第88話 冒険者砦の攻防戦 5
「くううう!! バ、バカな……!? どうして……」
「その片手剣は魔法耐性剣……?」
「ち、違う! そうじゃないはずなんだ」
剣士を名乗るデミリスと、剣を交え始めた。
ただし、おれの片手剣は錆びているので、相手の”優しさ”に甘えて軽めの魔法も撃っている。
炎属性を相手の望み通り、剣に向けて発動。
お互い手にしているのが片手剣だったので、当初は剣同士で戦うつもりだった。
だがデミリスは自信を持っていた。
自分の剣に魔法をぶつけて来いと言い放って来たのが、数分前である。
◇
「……お前が手にしている剣は錆びている。ジョブなしと言ったが、魔法を得意としているはずだ! その錆びた剣はおまけ程度で持てばいい。その代わり、オレに対し魔法を放って来い!」
「剣では交えないと? それにおれの魔法をあんたに放てば、一瞬で終えるがいいのか?」
「そうじゃない……、オレの片手剣に向けて魔法を放て。悪いけど、オレの片手剣にはお前の魔法は一切効かないぞ! 砦の中から感じていたお前の魔力が尽きた時、勝負はあっさりつくだろう」
相当な自信を持っているようで、デミリスは剣と剣の戦いから、剣と魔法の勝負を挑んで来た。
これを断る理由は無い。
おれは発動予定の水属性魔法をやめ、炎属性魔法を手元から連続的に発動させる。
デミリスの言うように、魔力は無限でもない。
そのつもりもあって、威力を最小に抑えた炎属性で相手の剣にぶつけていたが……。
◇
「な、何で……そんなはずないのに、魔法に耐えきれないなんて……そんな、そんな」
「どうやらその剣は、魔法剣でも無ければ魔法耐性剣でもないみたいだな。どうする? あんたさえよければ、錆びた剣で相手するが?」
「……分かった。それでいい」
デミリスが手にしている片手剣からは、特に何も感じられない。
それでも魔法には耐えていたので、潜在的に何かありそうな剣だ。
剣士らしいがしばらく剣を振っていなかったとすれば、使いこなしていないと思われる。
果たして剣のスキルはどれくらいだろうか。
もちろんこれは、おれ自身にも言える。
「錆びた剣だろうと手加減しない! アックだったか。構えろ!」
「……あんたこそな」
両手剣の宝剣フィーサを扱って、少しは剣を握って来たつもりだ。
それでも錆びた剣を手にするまでは、拳と魔法だけで戦って来ている。
剣士とどこまで戦えるのか、これは楽しみだ。
剣の名前までは分からないが、直線に伸びた長い両刃の刀身をしている。
「ぬぅうあああ!!」
間合いは広く取ってもらった。
これは相手が剣士だからに他ならないが、剣の実力は勝てると思わせる作戦だからだ。
「く、うっ……」
デミリスの剣先が、おれの鼻先を僅かな距離で軽くかすめる。
本来なら、姿勢を低く屈めて相手の出方を待つのだが、
「シュッ! はぁっ!! どうした? 剣士相手では手も足も出ないのか?」
「……片手剣は使い勝手がまだ掴めないんでね」
「どうせその錆びた剣は、冒険者を殺して得たものなんだろ? 剣を使う気が無いなら、大人しくするべきだ!」
「使う気はあるが……」
「悪いが剣でも実力でも差がありすぎる。
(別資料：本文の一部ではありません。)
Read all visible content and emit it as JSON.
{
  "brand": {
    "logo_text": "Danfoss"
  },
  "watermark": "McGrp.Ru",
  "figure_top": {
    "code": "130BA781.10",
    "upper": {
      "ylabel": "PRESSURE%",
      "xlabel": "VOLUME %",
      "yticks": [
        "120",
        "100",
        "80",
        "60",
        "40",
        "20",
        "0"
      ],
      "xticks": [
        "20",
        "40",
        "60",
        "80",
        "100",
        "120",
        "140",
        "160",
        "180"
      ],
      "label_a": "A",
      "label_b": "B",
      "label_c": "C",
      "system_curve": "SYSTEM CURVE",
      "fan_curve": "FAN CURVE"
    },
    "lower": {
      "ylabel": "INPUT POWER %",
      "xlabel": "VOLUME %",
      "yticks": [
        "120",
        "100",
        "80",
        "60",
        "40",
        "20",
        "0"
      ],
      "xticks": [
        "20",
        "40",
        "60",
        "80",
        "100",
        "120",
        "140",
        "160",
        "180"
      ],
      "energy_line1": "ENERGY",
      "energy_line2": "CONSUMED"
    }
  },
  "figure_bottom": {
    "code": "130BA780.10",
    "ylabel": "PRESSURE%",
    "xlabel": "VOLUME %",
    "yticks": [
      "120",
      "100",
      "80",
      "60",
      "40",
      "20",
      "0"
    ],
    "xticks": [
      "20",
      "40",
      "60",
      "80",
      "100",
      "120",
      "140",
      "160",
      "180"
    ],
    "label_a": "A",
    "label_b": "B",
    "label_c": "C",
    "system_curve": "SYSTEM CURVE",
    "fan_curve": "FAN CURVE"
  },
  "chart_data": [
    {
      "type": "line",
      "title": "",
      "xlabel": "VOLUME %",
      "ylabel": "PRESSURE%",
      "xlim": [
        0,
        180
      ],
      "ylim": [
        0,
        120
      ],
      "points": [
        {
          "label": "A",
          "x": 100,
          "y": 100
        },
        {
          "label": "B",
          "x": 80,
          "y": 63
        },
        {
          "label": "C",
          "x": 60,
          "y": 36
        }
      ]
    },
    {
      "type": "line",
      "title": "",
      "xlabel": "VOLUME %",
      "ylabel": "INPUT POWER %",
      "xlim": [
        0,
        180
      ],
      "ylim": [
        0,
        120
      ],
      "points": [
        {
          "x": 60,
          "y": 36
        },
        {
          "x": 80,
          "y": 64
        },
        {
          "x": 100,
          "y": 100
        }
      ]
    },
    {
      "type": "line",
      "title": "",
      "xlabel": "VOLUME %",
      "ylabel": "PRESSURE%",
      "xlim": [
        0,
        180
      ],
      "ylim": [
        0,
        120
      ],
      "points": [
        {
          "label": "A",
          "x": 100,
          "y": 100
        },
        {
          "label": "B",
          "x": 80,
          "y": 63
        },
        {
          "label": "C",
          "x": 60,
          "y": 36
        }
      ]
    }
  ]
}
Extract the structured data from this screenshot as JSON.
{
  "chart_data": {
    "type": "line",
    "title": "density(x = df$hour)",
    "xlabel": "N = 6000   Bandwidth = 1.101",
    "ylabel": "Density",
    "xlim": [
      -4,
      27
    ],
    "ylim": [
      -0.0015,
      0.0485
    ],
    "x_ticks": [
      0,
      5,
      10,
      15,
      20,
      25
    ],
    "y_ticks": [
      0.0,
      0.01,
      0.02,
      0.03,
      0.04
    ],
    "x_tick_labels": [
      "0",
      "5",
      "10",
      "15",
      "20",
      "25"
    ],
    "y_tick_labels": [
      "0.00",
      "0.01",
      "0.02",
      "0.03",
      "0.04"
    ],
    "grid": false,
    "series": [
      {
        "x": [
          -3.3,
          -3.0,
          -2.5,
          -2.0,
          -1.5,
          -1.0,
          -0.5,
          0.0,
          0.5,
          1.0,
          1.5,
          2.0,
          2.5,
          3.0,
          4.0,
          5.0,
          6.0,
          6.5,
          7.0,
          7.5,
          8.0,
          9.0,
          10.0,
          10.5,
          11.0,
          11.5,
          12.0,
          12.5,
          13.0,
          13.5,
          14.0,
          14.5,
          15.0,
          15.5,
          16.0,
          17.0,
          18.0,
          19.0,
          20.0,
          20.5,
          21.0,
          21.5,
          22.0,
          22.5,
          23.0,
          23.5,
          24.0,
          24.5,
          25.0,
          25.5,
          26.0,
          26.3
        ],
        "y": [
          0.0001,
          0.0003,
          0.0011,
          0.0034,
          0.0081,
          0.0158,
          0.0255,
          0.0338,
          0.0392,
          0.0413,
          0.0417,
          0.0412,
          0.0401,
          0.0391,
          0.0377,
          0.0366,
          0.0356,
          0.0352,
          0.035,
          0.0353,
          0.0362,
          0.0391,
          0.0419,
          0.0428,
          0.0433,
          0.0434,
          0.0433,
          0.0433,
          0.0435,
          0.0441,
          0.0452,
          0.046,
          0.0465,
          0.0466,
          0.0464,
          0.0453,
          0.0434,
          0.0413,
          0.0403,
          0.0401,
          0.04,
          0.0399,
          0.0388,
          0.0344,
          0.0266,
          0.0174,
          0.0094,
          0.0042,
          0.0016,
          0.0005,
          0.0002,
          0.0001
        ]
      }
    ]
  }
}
殺しはしないが、決着をつけさせてもらう」
「……」
錆びた剣を言い訳にしても仕方がない。
ソードスキルを使わせてもらう。
両手、片手に関係なく、スキル発動と同時に相手の喉元に剣先が届く。
デミリスの言う通り、おれも殺しはしない。
剣士相手にムキになるわけではない。
だが、圧倒的実力の差を示して大人しくさせる必要がある。
デミリスは、剣先をおれに見せながら腰を低く落とす。
対するおれは剣を両手剣のように構え、顔の前で構えを見せる。
「――終わりだ、アック・イスティ!」
すり寄るデミリスの間合いを感じながら、口中に溜めていた息を大きく吐く。
ほんの一瞬、両眼をつむって大きく目を見開き、相手の喉元を目がけて突っ込む。
そう思っていた次の瞬間だ。
『駄目なのっ! イスティさま!!』
うっ……この声は。
声と同時に目に飛び込んで来たのは、宝剣フィーサが間に割って入って来た姿だった。
「えっ、フィーサちゃん?」
「フィーサ……!? どうしてここにいるんだ?」
何だ、知っているのか。
ここにフィーサがいるということは……。